Respect: Intelligent and creative children usually have parents who respect them as individuals, believe in their abilities, and appreciate their uniqueness. These children naturally develop self-confidence to dare to do something original.

Emotional closeness: Emotional creativity can be hindered by an atmosphere reflecting hostility, rejection, or separation. However, excessive emotional attachment does not support a child's creative development either. A child needs to feel accepted and loved but should not become overly dependent on their parents.

Achievement: Parents value their children's achievements, not just numerical scores. They encourage their children to do their best and produce quality work. For them, reaching the highest score is less important than imagination and honesty.

Active and independent parents: Parents' attitude towards themselves is crucial because they serve as the primary role models for their children. Parents who feel secure and confident in themselves, disregarding social status and being less influenced by societal demands, contribute significantly.

Valuing creativity: Creative children receive much encouragement from their parents to engage in creative activities. Charles Dickens, a renowned children's book author, frequently visited theaters as a child. His father would often tell him stories, and his caretaker would share spooky tales before bedtime.

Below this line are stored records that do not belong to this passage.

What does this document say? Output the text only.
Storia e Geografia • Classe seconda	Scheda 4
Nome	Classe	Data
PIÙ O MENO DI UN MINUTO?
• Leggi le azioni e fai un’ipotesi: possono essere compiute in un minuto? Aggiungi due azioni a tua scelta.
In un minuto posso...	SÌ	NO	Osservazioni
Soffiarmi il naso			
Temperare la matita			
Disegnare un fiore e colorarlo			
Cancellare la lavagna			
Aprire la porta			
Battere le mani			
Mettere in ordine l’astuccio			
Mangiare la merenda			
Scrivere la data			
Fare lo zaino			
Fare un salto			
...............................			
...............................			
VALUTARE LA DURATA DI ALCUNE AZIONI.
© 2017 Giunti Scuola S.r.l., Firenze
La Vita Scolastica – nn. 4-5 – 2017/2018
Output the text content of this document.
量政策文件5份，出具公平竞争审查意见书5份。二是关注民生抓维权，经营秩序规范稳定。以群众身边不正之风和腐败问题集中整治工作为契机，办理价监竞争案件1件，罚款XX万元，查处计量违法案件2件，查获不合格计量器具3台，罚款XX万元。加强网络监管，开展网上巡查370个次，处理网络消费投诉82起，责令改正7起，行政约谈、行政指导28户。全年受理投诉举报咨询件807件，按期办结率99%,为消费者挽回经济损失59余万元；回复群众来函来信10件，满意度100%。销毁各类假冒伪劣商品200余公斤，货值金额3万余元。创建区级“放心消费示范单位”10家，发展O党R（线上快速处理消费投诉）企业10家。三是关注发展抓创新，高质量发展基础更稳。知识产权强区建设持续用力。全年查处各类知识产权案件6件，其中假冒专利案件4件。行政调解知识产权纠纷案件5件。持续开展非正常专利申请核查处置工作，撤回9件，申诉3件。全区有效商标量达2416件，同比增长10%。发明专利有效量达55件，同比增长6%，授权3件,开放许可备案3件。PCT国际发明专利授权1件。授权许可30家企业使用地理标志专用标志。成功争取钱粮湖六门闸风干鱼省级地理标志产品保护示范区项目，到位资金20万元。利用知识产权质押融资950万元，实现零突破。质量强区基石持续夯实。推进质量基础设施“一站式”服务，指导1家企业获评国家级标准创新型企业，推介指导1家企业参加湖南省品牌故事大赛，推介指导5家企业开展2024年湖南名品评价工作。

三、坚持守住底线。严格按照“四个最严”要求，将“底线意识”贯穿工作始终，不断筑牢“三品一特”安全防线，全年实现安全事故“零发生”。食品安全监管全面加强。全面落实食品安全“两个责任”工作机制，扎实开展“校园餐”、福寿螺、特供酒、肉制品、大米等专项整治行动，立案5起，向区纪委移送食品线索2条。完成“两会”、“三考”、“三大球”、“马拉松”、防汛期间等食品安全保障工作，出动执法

Attitudes of Parents that Support the Development of Children's Potential

Various studies have yielded results regarding the attitudes of parents that nurture children's potential. These attitudes include:

  1. Respecting the child's opinions and encouraging them to express themselves.
  2. Allowing time for the child to think, reflect, and daydream.
  3. Permitting the child to make decisions on their own.
  4. Encouraging the child to ask questions.
  5. Assuring the child that parents value what they want to try and accomplish.
  6. Supporting and encouraging the child's activities.
  7. Enjoying the presence of the child.
  8. Providing genuine encouragement to the child.
  9. Fostering the child's independence in their work.
  10. Establishing a good working relationship with the child.

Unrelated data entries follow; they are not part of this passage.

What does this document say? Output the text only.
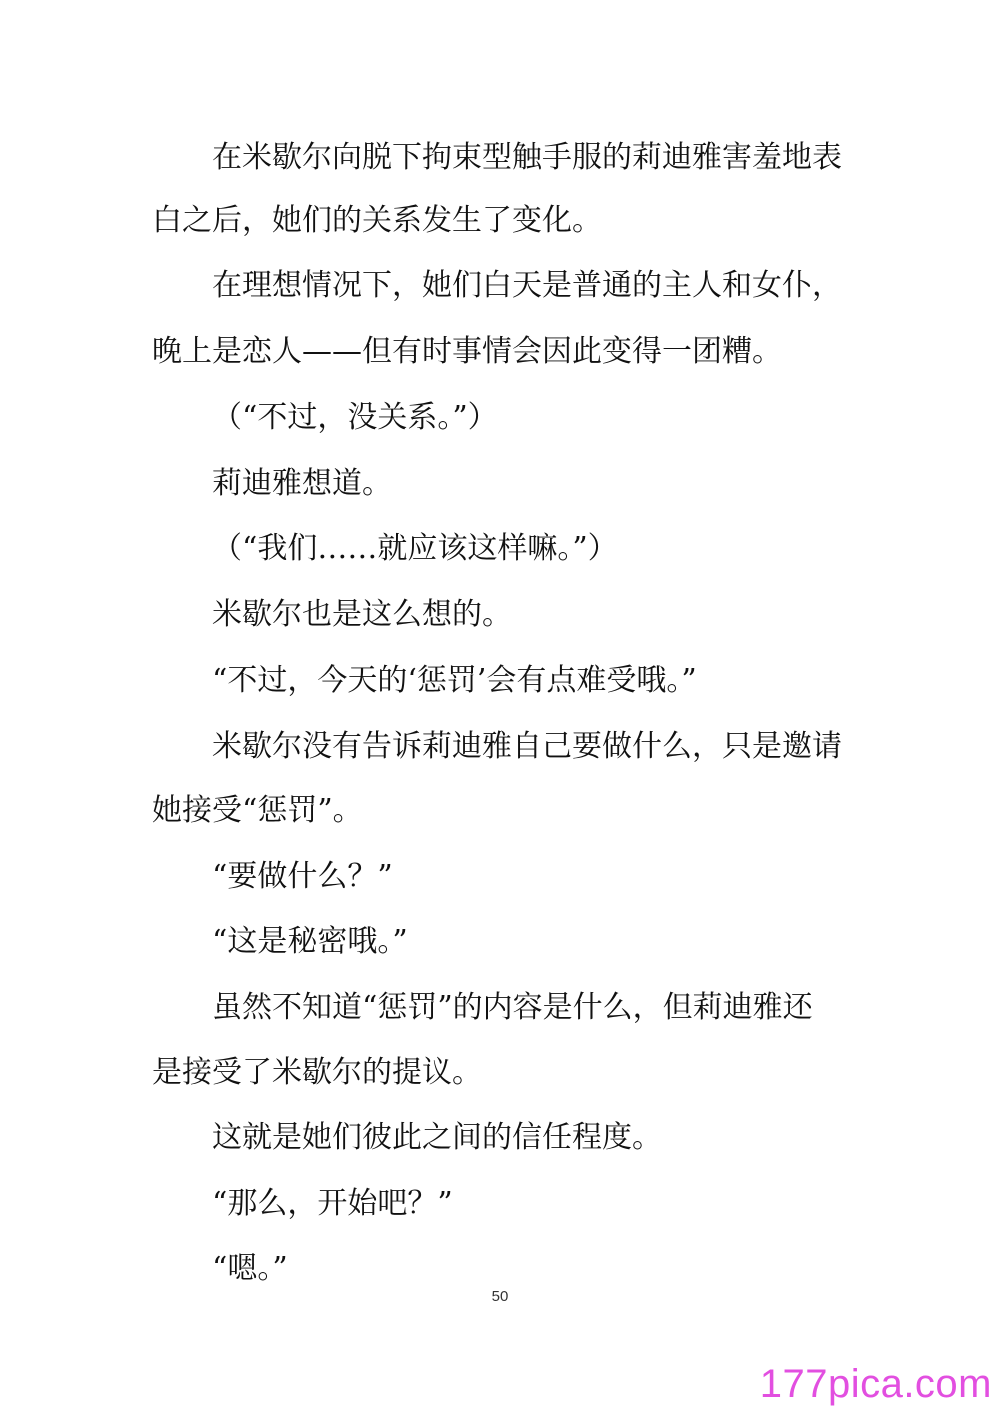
在米歇尔向脱下拘束型触手服的莉迪雅害羞地表
白之后，她们的关系发生了变化。
在理想情况下，她们白天是普通的主人和女仆，
晚上是恋人——但有时事情会因此变得一团糟。
（“不过，没关系。”）
莉迪雅想道。
（“我们……就应该这样嘛。”）
米歇尔也是这么想的。
“不过，今天的‘惩罚’会有点难受哦。”
米歇尔没有告诉莉迪雅自己要做什么，只是邀请
她接受“惩罚”。
“要做什么？”
“这是秘密哦。”
虽然不知道“惩罚”的内容是什么，但莉迪雅还
是接受了米歇尔的提议。
这就是她们彼此之间的信任程度。
“那么，开始吧？”
“嗯。”
50
177pica.com
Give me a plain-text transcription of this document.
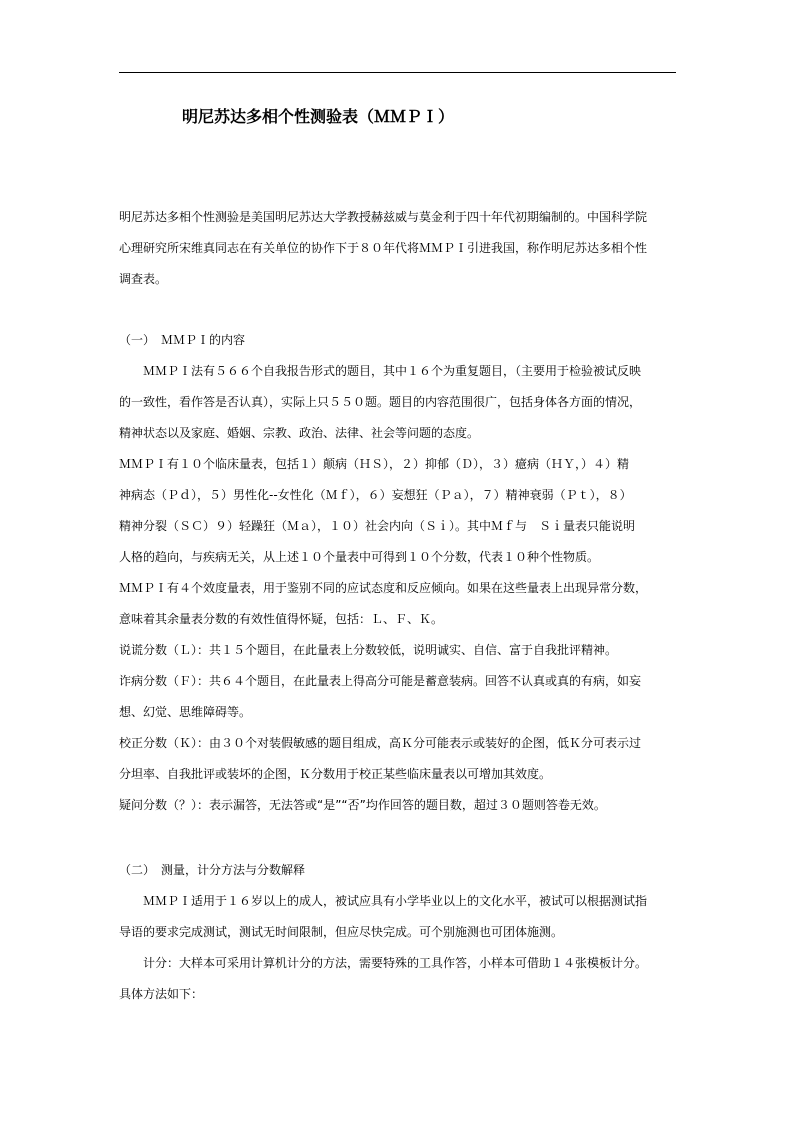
明尼苏达多相个性测验表（ＭＭＰＩ）
明尼苏达多相个性测验是美国明尼苏达大学教授赫兹威与莫金利于四十年代初期编制的。中国科学院
心理研究所宋维真同志在有关单位的协作下于８０年代将ＭＭＰＩ引进我国，称作明尼苏达多相个性
调查表。
（一）　ＭＭＰＩ的内容
ＭＭＰＩ法有５６６个自我报告形式的题目，其中１６个为重复题目，（主要用于检验被试反映
的一致性，看作答是否认真），实际上只５５０题。题目的内容范围很广，包括身体各方面的情况，
精神状态以及家庭、婚姻、宗教、政治、法律、社会等问题的态度。
ＭＭＰＩ有１０个临床量表，包括１）颠病（ＨＳ），２）抑郁（Ｄ），３）癔病（ＨＹ，）４）精
神病态（Ｐｄ），５）男性化--女性化（Ｍｆ），６）妄想狂（Ｐａ），７）精神衰弱（Ｐｔ），８）
精神分裂（ＳＣ）９）轻躁狂（Ｍａ），１０）社会内向（Ｓｉ）。其中Ｍｆ与　Ｓｉ量表只能说明
人格的趋向，与疾病无关，从上述１０个量表中可得到１０个分数，代表１０种个性物质。
ＭＭＰＩ有４个效度量表，用于鉴别不同的应试态度和反应倾向。如果在这些量表上出现异常分数，
意味着其余量表分数的有效性值得怀疑，包括：Ｌ、Ｆ、Ｋ。
说谎分数（Ｌ）：共１５个题目，在此量表上分数较低，说明诚实、自信、富于自我批评精神。
诈病分数（Ｆ）：共６４个题目，在此量表上得高分可能是蓄意装病。回答不认真或真的有病，如妄
想、幻觉、思维障碍等。
校正分数（Ｋ）：由３０个对装假敏感的题目组成，高Ｋ分可能表示或装好的企图，低Ｋ分可表示过
分坦率、自我批评或装坏的企图，Ｋ分数用于校正某些临床量表以可增加其效度。
疑问分数（？）：表示漏答，无法答或“是”“否”均作回答的题目数，超过３０题则答卷无效。
（二）　测量，计分方法与分数解释
ＭＭＰＩ适用于１６岁以上的成人，被试应具有小学毕业以上的文化水平，被试可以根据测试指
导语的要求完成测试，测试无时间限制，但应尽快完成。可个别施测也可团体施测。
计分：大样本可采用计算机计分的方法，需要特殊的工具作答，小样本可借助１４张模板计分。
具体方法如下：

Attitudes of Parents that Do Not Support the Development of Children's Potential

Attitudes of parents that do not support the development of children's potential are as follows:

  1. Threatening the child with punishment for making mistakes.
  2. Prohibiting the child from expressing anger towards the parents.
  3. Not allowing the child to question parental decisions.
  4. Prohibiting the child from playing with other children who hold different perspectives and values from their own family.
  5. Not allowing the child to be noisy.
  6. Excessively monitoring the child's activities.
  7. Failing to provide specific suggestions regarding task completion.
  8. Criticizing the child and rejecting their ideas.
  9. Being impatient with the child.
  10. Engaging in power struggles with the child.
  11. Pressuring and forcing the child to complete tasks.


The potential of young children can be realized if parents are highly concerned about their child's development and allow them the freedom to explore and develop their talents or potentials. Based on the principles of child development, early childhood education should be based on the child's needs, aligned with the values embraced in their surrounding environment, and tailored to their physical and psychological developmental stages. It should be conducted in a fun and playful atmosphere, designed to optimize the child's potential.

Parents can stimulate their children by asking thought-provoking questions that ignite their curiosity and adventurous spirit. In doing so, children will be motivated to engage in learning processes guided by their parents. Additionally, parents also need to provide various necessary facilities for their children without being too involved or intervening excessively in their activities.